Bo ja byłam dziwnym dzieckiem. Ale tak sobie myślę, że już wtedy pozwolili mi wybierać. Oglądałyśmy jakiś serial na początku lat 90, podejrzewam, że to był rok 93. Bohaterka miała problem z ojcem, chyba umierał a ona go dopiero poznała ale napewno był łajdakiem. Tego do końca nie pamiętam. Ale Mama zapytała czy będąc na jej miejscu chciałabym poznać ojca. Powiedziałam, że tak. Nie myślałam, że to jest pytanie-aluzja. Mama się obraziła chyba wtedy na mnie, ale mi trudno było to zrozumieć. Nie myślałam, że to odnosi się do mnie. Mój kuzyn miał ojca, jego brat też, ale ja nie musiałam. Nie zastanawiałam się nad takimi rzeczami. Poznałam go zimą. Poszliśmy wszyscy do kawiarni. To mogło być nawet o rok wcześniej, chociaż nie wiem. Nie podobało mi się to, że zaprosili go na moją Komunię. Bo gośćmi była cała moja rodzina, a on do niej nie należał. To był chyba jedyny taki raz, kiedy nie spotkaliśmy się w kawiarni. Tak naprawdę to kawiarnie w centrum mojego miasta rodzinnego znam właśnie dzięki niemu. On zawsze dużo palił. Powiedziałam Mamie, że się postarzał, ona, że już wcześniej zauważyła, że zaczął chodzić tak jak jego ojciec, kiedyś dbał o siebie, teraz coraz mniej, to widać. Pewnie tak się dzieje z ludźmi, którzy gdzieś stracili sens swojego życia i nie potrafili go odnaleźć. Mimo, że mało rozmawiamy, rozmawiałam z nim o Bogu. Nie potrafił powiedzieć kim On jest dla niego.

Mama go nie obwiniała, nie wracała do dawnych historii.
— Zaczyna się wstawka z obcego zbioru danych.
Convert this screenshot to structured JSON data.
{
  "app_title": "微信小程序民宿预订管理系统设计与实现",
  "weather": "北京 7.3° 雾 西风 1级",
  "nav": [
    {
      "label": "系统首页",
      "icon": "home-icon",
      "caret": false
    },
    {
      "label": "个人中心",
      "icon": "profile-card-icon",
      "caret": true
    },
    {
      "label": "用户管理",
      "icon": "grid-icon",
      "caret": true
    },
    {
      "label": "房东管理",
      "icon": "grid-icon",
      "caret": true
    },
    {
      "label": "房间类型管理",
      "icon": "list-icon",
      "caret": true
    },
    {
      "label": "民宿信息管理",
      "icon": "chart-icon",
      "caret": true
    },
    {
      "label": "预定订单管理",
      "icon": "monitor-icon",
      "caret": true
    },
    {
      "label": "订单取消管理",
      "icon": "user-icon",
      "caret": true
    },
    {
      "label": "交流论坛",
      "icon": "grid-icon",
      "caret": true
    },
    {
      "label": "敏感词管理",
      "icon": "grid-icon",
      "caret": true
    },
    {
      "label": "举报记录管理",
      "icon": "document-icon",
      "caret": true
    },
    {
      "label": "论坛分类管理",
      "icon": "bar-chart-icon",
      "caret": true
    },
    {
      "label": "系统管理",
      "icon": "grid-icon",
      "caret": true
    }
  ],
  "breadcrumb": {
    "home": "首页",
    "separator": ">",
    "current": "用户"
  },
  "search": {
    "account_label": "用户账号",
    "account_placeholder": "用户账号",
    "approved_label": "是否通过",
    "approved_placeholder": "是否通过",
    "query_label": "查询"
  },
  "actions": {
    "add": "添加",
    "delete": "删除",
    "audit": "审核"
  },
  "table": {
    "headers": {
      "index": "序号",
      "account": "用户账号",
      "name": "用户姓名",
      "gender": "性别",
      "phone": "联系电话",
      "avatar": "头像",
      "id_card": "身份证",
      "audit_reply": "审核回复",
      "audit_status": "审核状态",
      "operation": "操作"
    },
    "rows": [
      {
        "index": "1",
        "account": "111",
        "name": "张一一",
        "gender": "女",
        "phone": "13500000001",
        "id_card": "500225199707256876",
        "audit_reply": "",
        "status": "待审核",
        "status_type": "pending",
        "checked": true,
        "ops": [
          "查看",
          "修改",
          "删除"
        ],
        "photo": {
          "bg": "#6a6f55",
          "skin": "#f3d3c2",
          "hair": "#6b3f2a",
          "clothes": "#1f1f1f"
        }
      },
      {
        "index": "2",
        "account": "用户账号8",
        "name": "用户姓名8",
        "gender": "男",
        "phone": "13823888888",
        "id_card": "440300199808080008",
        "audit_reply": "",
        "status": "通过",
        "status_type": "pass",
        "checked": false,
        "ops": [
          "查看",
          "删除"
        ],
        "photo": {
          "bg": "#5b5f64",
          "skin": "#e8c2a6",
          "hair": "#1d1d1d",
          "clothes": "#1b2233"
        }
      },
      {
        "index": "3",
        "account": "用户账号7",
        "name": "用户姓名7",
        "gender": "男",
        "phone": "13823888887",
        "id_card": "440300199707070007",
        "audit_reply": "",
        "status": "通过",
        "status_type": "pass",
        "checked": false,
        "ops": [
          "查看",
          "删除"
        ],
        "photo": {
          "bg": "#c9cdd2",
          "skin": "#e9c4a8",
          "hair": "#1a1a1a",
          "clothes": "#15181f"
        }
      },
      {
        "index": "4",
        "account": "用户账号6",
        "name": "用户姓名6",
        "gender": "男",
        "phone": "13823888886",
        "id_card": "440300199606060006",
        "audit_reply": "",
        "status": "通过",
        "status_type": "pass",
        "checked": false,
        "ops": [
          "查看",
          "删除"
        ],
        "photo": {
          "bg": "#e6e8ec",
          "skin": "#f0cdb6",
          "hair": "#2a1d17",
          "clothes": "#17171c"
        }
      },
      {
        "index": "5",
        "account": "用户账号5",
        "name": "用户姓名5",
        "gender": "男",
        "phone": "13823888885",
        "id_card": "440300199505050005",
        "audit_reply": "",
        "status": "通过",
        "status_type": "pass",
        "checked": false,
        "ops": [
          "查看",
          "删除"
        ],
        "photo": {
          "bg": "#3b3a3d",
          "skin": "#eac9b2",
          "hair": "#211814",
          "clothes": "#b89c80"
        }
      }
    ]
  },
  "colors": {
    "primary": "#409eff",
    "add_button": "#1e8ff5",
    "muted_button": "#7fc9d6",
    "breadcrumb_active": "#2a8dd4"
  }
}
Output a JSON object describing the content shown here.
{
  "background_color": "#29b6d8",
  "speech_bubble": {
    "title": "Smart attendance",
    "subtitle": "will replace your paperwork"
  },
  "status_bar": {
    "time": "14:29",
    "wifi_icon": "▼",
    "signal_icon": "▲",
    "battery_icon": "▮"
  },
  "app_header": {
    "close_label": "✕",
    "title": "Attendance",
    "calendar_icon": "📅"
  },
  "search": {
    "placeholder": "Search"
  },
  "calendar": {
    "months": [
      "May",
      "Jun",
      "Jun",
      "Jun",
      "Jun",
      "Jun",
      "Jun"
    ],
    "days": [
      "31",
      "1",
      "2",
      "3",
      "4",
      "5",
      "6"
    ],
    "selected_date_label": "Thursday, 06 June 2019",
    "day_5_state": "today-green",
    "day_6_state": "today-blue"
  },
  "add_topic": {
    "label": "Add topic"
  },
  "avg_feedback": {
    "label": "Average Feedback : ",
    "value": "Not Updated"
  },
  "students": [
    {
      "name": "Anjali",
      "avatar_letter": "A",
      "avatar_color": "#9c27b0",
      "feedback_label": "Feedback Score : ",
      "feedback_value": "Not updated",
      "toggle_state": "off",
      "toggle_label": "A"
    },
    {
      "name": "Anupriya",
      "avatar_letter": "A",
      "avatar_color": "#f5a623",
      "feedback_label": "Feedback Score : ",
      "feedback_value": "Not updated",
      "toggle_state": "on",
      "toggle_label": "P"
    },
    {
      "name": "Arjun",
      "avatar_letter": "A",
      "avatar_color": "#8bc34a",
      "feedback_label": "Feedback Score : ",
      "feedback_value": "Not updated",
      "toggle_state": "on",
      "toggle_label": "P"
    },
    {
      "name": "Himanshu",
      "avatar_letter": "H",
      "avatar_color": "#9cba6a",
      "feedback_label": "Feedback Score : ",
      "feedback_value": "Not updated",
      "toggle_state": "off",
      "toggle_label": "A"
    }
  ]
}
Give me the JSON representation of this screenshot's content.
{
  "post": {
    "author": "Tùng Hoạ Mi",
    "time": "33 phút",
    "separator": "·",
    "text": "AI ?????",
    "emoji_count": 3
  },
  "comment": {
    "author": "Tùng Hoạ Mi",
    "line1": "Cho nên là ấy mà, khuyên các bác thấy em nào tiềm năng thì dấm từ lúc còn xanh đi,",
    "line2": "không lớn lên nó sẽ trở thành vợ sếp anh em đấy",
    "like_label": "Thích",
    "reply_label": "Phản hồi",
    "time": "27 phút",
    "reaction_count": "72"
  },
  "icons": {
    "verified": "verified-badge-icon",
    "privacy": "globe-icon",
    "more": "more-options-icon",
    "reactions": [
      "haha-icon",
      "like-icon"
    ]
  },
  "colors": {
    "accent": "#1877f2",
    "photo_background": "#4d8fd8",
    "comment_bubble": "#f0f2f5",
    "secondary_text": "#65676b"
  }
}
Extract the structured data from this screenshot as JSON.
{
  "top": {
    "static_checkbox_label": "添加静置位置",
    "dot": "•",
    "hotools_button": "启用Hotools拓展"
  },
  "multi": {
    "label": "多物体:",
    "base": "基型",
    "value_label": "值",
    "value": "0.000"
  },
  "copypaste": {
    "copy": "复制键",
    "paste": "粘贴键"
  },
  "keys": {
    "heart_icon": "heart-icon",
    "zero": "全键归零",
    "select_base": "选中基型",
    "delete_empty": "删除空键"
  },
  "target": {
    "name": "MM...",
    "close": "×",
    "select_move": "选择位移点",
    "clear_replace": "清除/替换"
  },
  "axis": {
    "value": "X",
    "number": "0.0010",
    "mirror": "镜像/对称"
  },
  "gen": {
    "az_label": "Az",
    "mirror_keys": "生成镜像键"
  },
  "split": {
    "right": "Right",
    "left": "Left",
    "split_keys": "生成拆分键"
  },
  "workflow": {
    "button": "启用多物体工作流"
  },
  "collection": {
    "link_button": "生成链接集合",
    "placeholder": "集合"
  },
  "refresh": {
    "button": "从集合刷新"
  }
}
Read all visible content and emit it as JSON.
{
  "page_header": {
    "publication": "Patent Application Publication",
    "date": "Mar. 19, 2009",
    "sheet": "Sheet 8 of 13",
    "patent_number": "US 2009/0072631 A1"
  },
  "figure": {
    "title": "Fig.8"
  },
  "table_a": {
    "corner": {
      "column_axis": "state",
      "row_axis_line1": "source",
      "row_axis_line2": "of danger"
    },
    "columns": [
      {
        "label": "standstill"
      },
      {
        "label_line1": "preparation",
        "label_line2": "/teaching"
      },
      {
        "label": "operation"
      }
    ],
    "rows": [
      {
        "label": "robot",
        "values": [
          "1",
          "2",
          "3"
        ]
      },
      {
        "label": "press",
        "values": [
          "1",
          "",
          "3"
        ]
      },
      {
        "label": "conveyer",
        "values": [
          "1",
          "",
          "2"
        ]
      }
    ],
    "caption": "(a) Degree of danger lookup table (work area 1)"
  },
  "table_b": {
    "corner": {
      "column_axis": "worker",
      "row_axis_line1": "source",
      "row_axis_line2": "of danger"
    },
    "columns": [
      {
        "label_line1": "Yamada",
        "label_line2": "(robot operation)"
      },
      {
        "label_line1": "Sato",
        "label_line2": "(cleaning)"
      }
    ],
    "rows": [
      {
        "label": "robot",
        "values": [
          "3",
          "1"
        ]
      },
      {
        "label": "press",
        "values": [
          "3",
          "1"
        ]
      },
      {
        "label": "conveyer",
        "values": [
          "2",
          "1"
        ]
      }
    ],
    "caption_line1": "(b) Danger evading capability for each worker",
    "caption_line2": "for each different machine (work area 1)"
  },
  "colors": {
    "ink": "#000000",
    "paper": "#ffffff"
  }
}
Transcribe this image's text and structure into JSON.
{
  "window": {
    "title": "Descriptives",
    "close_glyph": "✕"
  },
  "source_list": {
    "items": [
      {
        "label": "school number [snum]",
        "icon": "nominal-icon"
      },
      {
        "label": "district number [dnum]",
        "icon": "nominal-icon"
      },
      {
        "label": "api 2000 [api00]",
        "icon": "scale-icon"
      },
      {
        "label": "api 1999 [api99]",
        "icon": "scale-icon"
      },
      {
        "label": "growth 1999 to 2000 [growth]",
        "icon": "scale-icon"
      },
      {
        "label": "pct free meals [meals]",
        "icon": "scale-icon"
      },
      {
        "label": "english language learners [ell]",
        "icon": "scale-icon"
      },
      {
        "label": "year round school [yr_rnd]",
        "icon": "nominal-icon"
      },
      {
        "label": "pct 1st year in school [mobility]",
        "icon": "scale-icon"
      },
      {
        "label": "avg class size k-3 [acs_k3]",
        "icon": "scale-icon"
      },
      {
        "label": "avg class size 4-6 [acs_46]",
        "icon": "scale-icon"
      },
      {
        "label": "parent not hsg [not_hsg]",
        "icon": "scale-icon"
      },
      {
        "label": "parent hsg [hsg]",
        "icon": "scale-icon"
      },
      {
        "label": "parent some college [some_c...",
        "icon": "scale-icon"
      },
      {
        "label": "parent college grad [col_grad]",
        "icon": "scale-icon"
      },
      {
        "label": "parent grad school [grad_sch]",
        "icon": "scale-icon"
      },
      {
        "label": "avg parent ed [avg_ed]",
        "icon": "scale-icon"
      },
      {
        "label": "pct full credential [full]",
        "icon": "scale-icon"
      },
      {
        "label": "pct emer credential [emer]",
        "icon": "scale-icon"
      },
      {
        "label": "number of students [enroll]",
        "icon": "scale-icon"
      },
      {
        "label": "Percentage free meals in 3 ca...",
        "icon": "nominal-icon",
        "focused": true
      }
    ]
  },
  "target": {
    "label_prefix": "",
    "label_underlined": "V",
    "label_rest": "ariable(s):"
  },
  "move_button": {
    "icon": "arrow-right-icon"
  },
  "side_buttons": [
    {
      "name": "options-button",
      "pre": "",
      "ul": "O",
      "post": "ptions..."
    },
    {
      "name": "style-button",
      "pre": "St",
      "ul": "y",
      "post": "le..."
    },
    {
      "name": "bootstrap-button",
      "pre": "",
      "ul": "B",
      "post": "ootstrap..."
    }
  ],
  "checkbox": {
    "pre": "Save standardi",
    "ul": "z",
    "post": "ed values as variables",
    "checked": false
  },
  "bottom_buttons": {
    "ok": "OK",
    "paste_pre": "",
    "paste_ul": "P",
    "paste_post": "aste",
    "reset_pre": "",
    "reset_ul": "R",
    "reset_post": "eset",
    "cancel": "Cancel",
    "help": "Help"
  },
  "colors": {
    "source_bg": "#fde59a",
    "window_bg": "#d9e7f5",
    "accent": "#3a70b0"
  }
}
To mi się podobało. Mój ojciec chyba ciągle nie potrafił tamtego zaakceptować, na pewno nie ma tego poukładanego inaczej nie szarpałyby nim takie emocje, nie usprawiedliwiałby siebie obwiniając.

Rozmawiałyśmy o tym jedząc pizzę. Dookoła ludzie, ale to nieważne.

Mama, jak to ona, zaczęła coś ogarniać w moim pokoju. Przeraziła ją ilość znalezionych kapsli. Jakoś tak samo się dzieje, że trzeba ciągle wynosić jakieś butelki. Ilości raczej śladowe na łeb, ale jednak. Zauważyłam, że nie umiem odmawiać wypicia alkoholu. Być może dlatego, że ciągle piję mało. Ale odmawiam inne używki. Czyli mam wolę.

Więc kiedy Mama tak sprzątała, to ciągle słyszała-tego nie ruszaj to Pietruszki, tamto Naszej O., a tak w ogóle to mieszkam z L.

Owszem można powiedzieć, że moje życie mi się z rąk wymyka, prywatne rzeczy też, prywatność sama w sobie również. Być może to jest prawda. Ale jeszcze nie wiem czy mi to przeszkadza.